In the context of the reinforcement of arbitration efficiency and development of arbitration proceedings, the Act and the Rules now specifically include investment arbitration in their scope of application (Art. 3 of the Act and Art. 2.1§2 of the Rules).
The Act also implements a strict rule regarding the composition of the arbitral tribunal in absence of agreement between the parties on the number of arbitrators, since the arbitral tribunal is henceforth automatically composed of a sole arbitrator in such cases (Art. 5§2). It now introduces an explicit disclosure obligation for arbitrators during the proceedings (Art.7§5) and a duty of loyalty and celerity for parties (Art. 14§4).
The Act and the Rules have also a new possibility for the arbitral tribunal to appoint experts, to listen to them during hearings (Art. 14§12 of the Act) and to pronounce interim or provisional measures, at the request of a party (Art. 14§13 of the Act and Art. 10.1 of the Rules). Time limits, which were almost inexistent, are also set out in relation to annulment appeals, enforcement and challenge requests.

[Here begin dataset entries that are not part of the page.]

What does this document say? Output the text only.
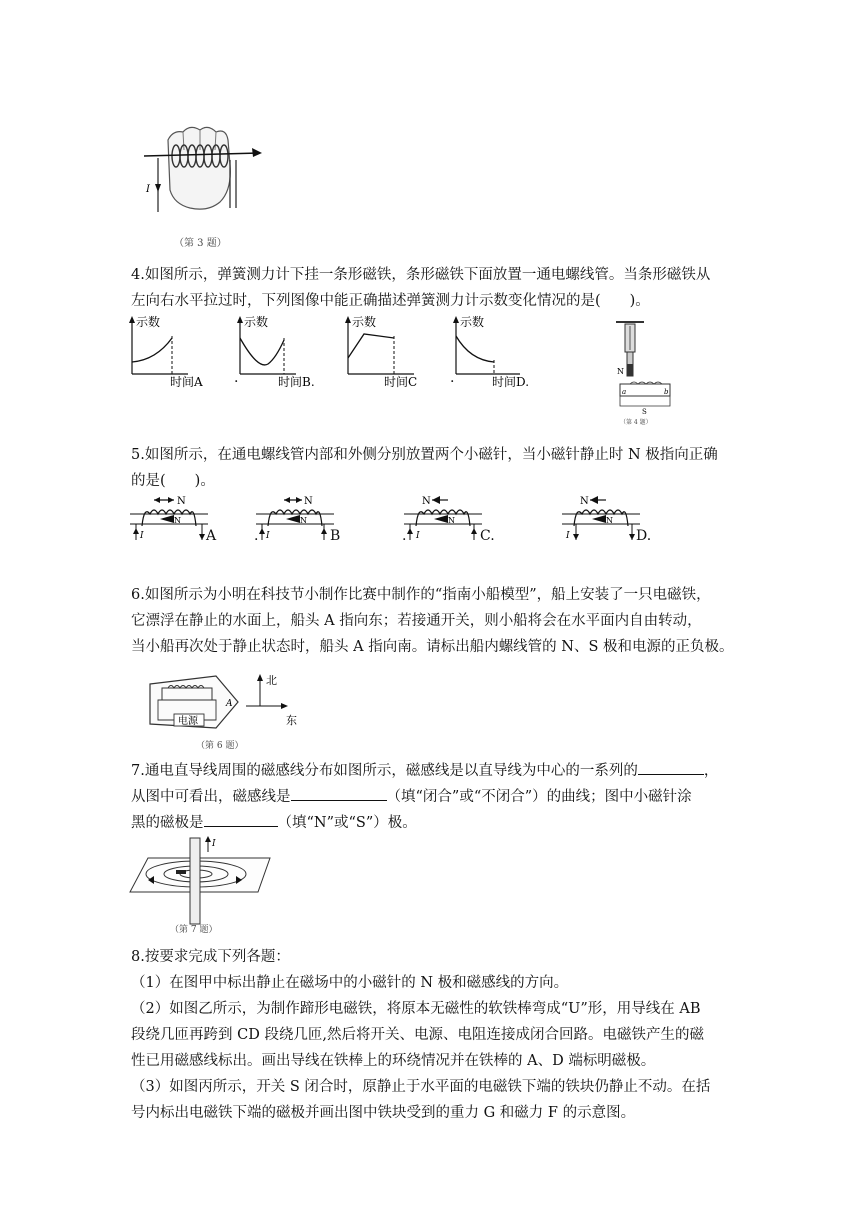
I
（第 3 题）
4.如图所示，弹簧测力计下挂一条形磁铁，条形磁铁下面放置一通电螺线管。当条形磁铁从
左向右水平拉过时，下列图像中能正确描述弹簧测力计示数变化情况的是(　　)。
示数
时间A .
示数
时间B.
示数
时间C .
示数
时间D.
N
a	b
S
（第 4 题）
5.如图所示，在通电螺线管内部和外侧分别放置两个小磁针，当小磁针静止时 N 极指向正确
的是(　　)。
N
N
I	A	.
N
N
I	B	.
N
N
I	C.
N
N
I	D.
6.如图所示为小明在科技节小制作比赛中制作的“指南小船模型”，船上安装了一只电磁铁，
它漂浮在静止的水面上，船头 A 指向东；若接通开关，则小船将会在水平面内自由转动，
当小船再次处于静止状态时，船头 A 指向南。请标出船内螺线管的 N、S 极和电源的正负极。
电源
A
北
东
（第 6 题）
7.通电直导线周围的磁感线分布如图所示，磁感线是以直导线为中心的一系列的	，
从图中可看出，磁感线是	（填“闭合”或“不闭合”）的曲线；图中小磁针涂
黑的磁极是	（填“N”或“S”）极。
I
（第 7 题）
8.按要求完成下列各题：
（1）在图甲中标出静止在磁场中的小磁针的 N 极和磁感线的方向。
（2）如图乙所示，为制作蹄形电磁铁，将原本无磁性的软铁棒弯成“U”形，用导线在 AB
段绕几匝再跨到 CD 段绕几匝,然后将开关、电源、电阻连接成闭合回路。电磁铁产生的磁
性已用磁感线标出。画出导线在铁棒上的环绕情况并在铁棒的 A、D 端标明磁极。
（3）如图丙所示，开关 S 闭合时，原静止于水平面的电磁铁下端的铁块仍静止不动。在括
号内标出电磁铁下端的磁极并画出图中铁块受到的重力 G 和磁力 F 的示意图。
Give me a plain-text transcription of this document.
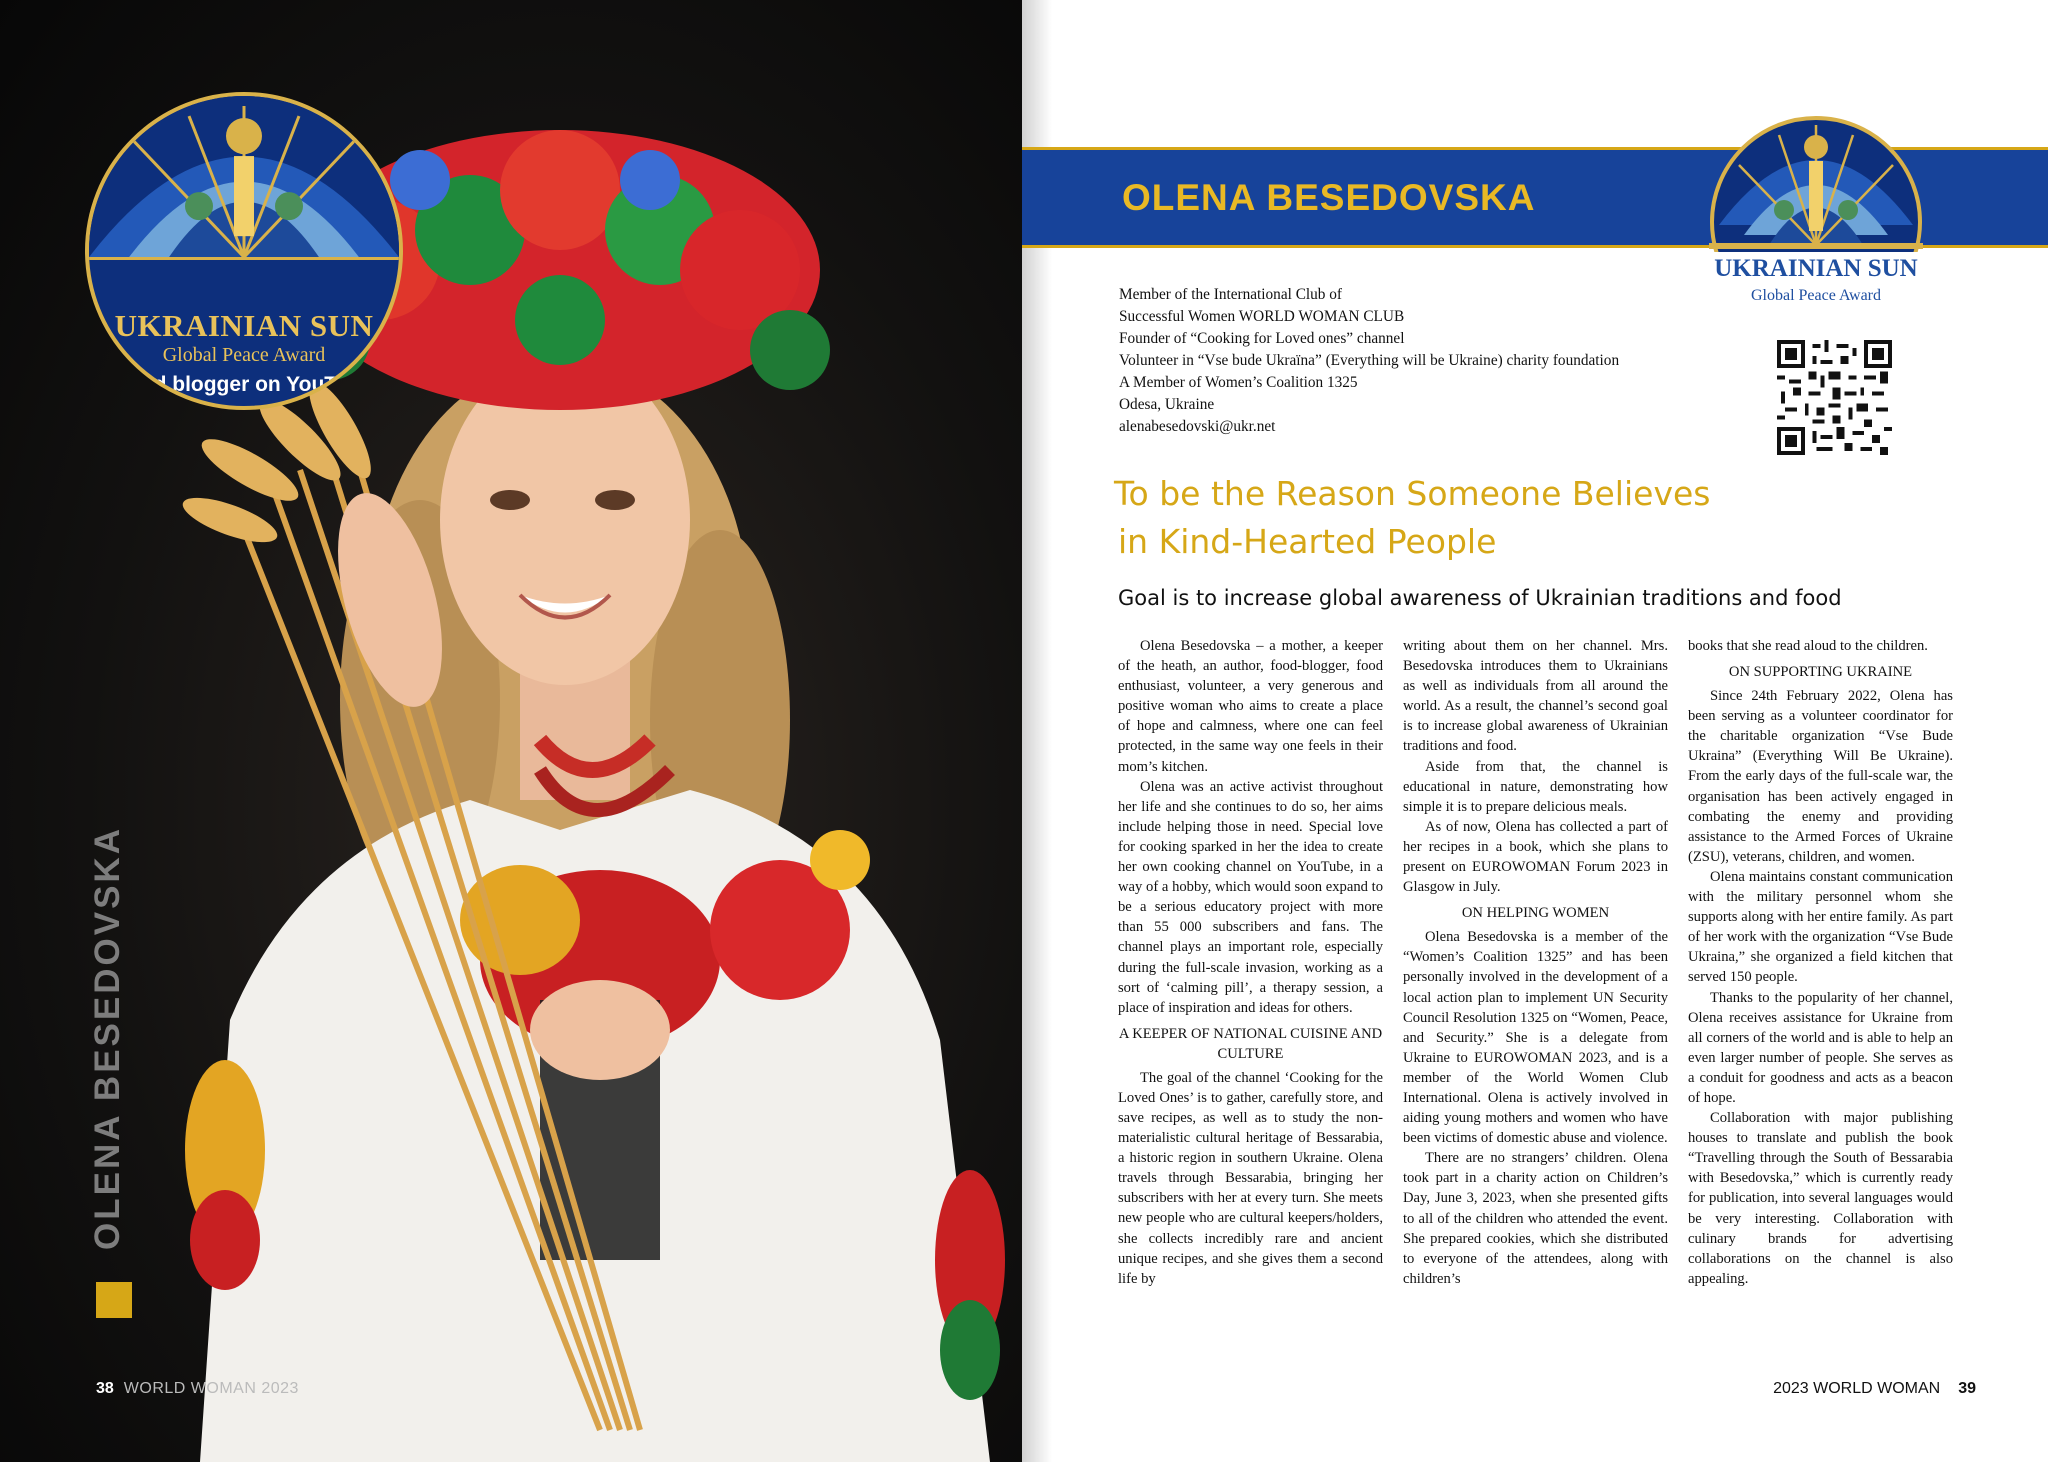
UKRAINIAN SUN
Global Peace Award
Food blogger on YouTube
OLENA BESEDOVSKA
38 WORLD WOMAN 2023
OLENA BESEDOVSKA
UKRAINIAN SUN
Global Peace Award
Member of the International Club of
Successful Women WORLD WOMAN CLUB
Founder of “Cooking for Loved ones” channel
Volunteer in “Vse bude Ukraïna” (Everything will be Ukraine) charity foundation
A Member of Women’s Coalition 1325
Odesa, Ukraine
alenabesedovski@ukr.net
To be the Reason Someone Believes
in Kind-Hearted People
Goal is to increase global awareness of Ukrainian traditions and food

Olena Besedovska – a mother, a keeper of the heath, an author, food-blogger, food enthusiast, volunteer, a very generous and positive woman who aims to create a place of hope and calmness, where one can feel protected, in the same way one feels in their mom’s kitchen.

Olena was an active activist throughout her life and she continues to do so, her aims include helping those in need. Special love for cooking sparked in her the idea to create her own cooking channel on YouTube, in a way of a hobby, which would soon expand to be a serious educatory project with more than 55 000 subscribers and fans. The channel plays an important role, especially during the full-scale invasion, working as a sort of ‘calming pill’, a therapy session, a place of inspiration and ideas for others.

A KEEPER OF NATIONAL CUISINE AND CULTURE

The goal of the channel ‘Cooking for the Loved Ones’ is to gather, carefully store, and save recipes, as well as to study the non-materialistic cultural heritage of Bessarabia, a historic region in southern Ukraine. Olena travels through Bessarabia, bringing her subscribers with her at every turn. She meets new people who are cultural keepers/holders, she collects incredibly rare and ancient unique recipes, and she gives them a second life by

writing about them on her channel. Mrs. Besedovska introduces them to Ukrainians as well as individuals from all around the world. As a result, the channel’s second goal is to increase global awareness of Ukrainian traditions and food.

Aside from that, the channel is educational in nature, demonstrating how simple it is to prepare delicious meals.

As of now, Olena has collected a part of her recipes in a book, which she plans to present on EUROWOMAN Forum 2023 in Glasgow in July.

ON HELPING WOMEN

Olena Besedovska is a member of the “Women’s Coalition 1325” and has been personally involved in the development of a local action plan to implement UN Security Council Resolution 1325 on “Women, Peace, and Security.” She is a delegate from Ukraine to EUROWOMAN 2023, and is a member of the World Women Club International. Olena is actively involved in aiding young mothers and women who have been victims of domestic abuse and violence.

There are no strangers’ children. Olena took part in a charity action on Children’s Day, June 3, 2023, when she presented gifts to all of the children who attended the event. She prepared cookies, which she distributed to everyone of the attendees, along with children’s

books that she read aloud to the children.

ON SUPPORTING UKRAINE

Since 24th February 2022, Olena has been serving as a volunteer coordinator for the charitable organization “Vse Bude Ukraina” (Everything Will Be Ukraine). From the early days of the full-scale war, the organisation has been actively engaged in combating the enemy and providing assistance to the Armed Forces of Ukraine (ZSU), veterans, children, and women.

Olena maintains constant communication with the military personnel whom she supports along with her entire family. As part of her work with the organization “Vse Bude Ukraina,” she organized a field kitchen that served 150 people.

Thanks to the popularity of her channel, Olena receives assistance for Ukraine from all corners of the world and is able to help an even larger number of people. She serves as a conduit for goodness and acts as a beacon of hope.

Collaboration with major publishing houses to translate and publish the book “Travelling through the South of Bessarabia with Besedovska,” which is currently ready for publication, into several languages would be very interesting. Collaboration with culinary brands for advertising collaborations on the channel is also appealing.

2023 WORLD WOMAN 39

Furthermore, the Act creates a termination ordinance, by which the arbitral procedure ends (alongside with the final award) and which is pronounced in case the time limit of the initial or extended arbitration has come to an end or in case of a settlement (Art.16§2 et 3). In addition, the texts enshrine the award by consent (Art. 19 of the Act and Art. 20 of the Rules) as well as the possibility for the parties to waive their right to request the annulment of the award, subject to its compliance with international public policy (Art. 25§3 of the Act and Art. 29.2 of the Rules).
Finally, the Rules introduces the procedure of compulsory intervention for persons bound by the arbitration agreement but stranger to the arbitral proceedings (Art. 8.1) and approves from now on multi-party (Art. 8.3) and multi-contract (Art. 8.4) arbitration procedures.